Мои волосы немного отросли и я благополучно остригла их в ближайшей парикмахерской. Мама предлагала не тратить на это деньги, заверив, что сможем справиться с таким пустяком сама, но помня свой прошлый раз, я не могла с ней согласиться. Я тогда была в выпускном классе, и мама заявила, что в молодости делала себе лучшие прически. Теперь я понимаю, что она это говорила лишь с целью меня убедить, но я купилась и согласилась, чтобы на выпускной прическу мне сделала она. Надо было подровнять волосы, а потом их затейливо закрутить. В итоге мама обрубала мне челку так криво, что даже на стиль эмо сойти не могло, а пока пыталась совладать с плойкой, посжигала мне все концы. Тот вечер, кажется, определил мамины умения в стилистике, и довольно странно, что она решила, что подобный урок я забуду за каких-то два года.
Впрочем, видимо, она просто пыталась, не особо рассчитывая на успех – потому что когда я отказалась, она покорно кивнула (что случалось с ней очень редко) и даже не задала ни одного вопроса (что случалось еще реже).

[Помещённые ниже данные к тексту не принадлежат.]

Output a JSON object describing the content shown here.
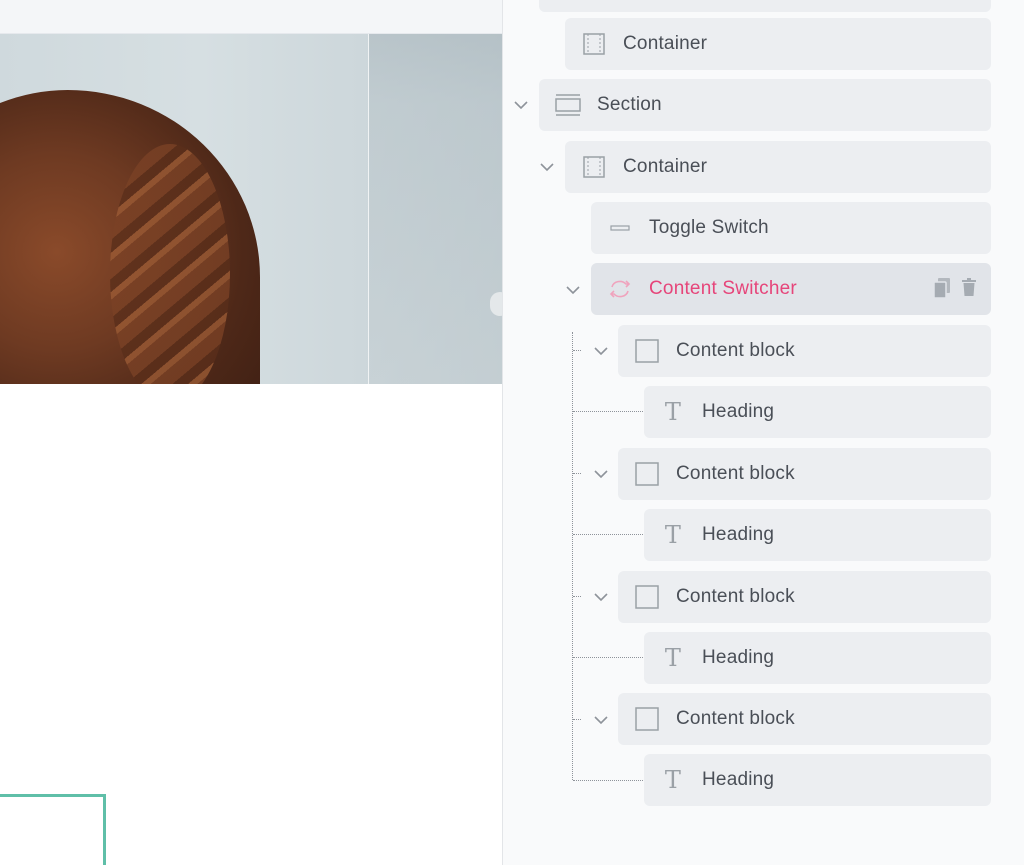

Наш дом после ремонта стал напоминать какую-то отрыжку современного веяния. Если бы мама выбирала все сама – это было бы нечто в стиле холодный минимализм, если бы все выбирал папа – это было бы что-то а-ля «веселые оранжевые обои и жизнерадостный зеленый стол». Но поскольку работали они (к сожалению) вместе и сообща, наш дом теперь можно было лихо причислить к современному искусству из того разряда, где на полотне три зеленых капли, а какой-нибудь влиятельный искусствовед перед этим дерьмом потирает подбородок и говорит, что здесь невероятная смысловая нагрузка.
Выглядит это глупо и неуместно, но самое интересное, нравится и отцу и матери. Не нравится только мне это, но на это всем плевать. Мама не преминула бы лишний раз напомнить мне, что если что-то не нравится, жить я могу и отдельно. Да а кому вообще могут нравится бежевые, спокойные обои с золотистым вкрапление в сочетании с ярко-оранжевым угловым диваном и светло-желтым (цвета яркого песка) ворсистым ковром? Такое чувство, что ребенок свою краску разлил, и как в пайнте, ею окрасились все ненароком затронутые объекты.
Теперь, когда я могла видеть окончательный результат ремонта, я определилась со своей позицией.
Я не хочу ремонт.
Оставалось лишь докупить кое-чего по мелочи – какая-та атрибутика интерьера, мама недавно приглядела новую уродливую вазу. Я как раз сидела в своей комнате, когда она позвала меня вниз своим обычным требовательным тоном. По одному ее тону я знала, что мне придется ждать.
Мамин голос (с папиным такого никогда не было) делился на три тональности. Первый – обыденный, это значит, ей просто надо что-то узнать, может даже неважное. Второй – лукавый. Он слегка выше на октаву и она нарочно растягивает гласные в первой половине каждого слова. Таким тоном она обычно пытается разузнать какие-то секреты или вывести меня на правду хитростью. И третий – требовательный. Он низкий, и оттого незнакомцу может даже показаться мужским, гласные максимально короткие, еле проговариваемые, зато согласные шипят по паре секунд. Получается нечто, отдаленно похожее на разгневанное шипение черной мамбы, которая овладела человеческим диалектом.
Так вот, если мама звала таким тоном – значит, у нее было какое-то поручение и я обязана была его выполнить. Или же она узнала про какой-то мой проступок, за который я получу нехилое наказание. Но поскольку я давно закончила школу и времена, когда классная звонила предкам и жаловалась на мое поведение или оценки давно канули в лето, дело могло быть только в поручении.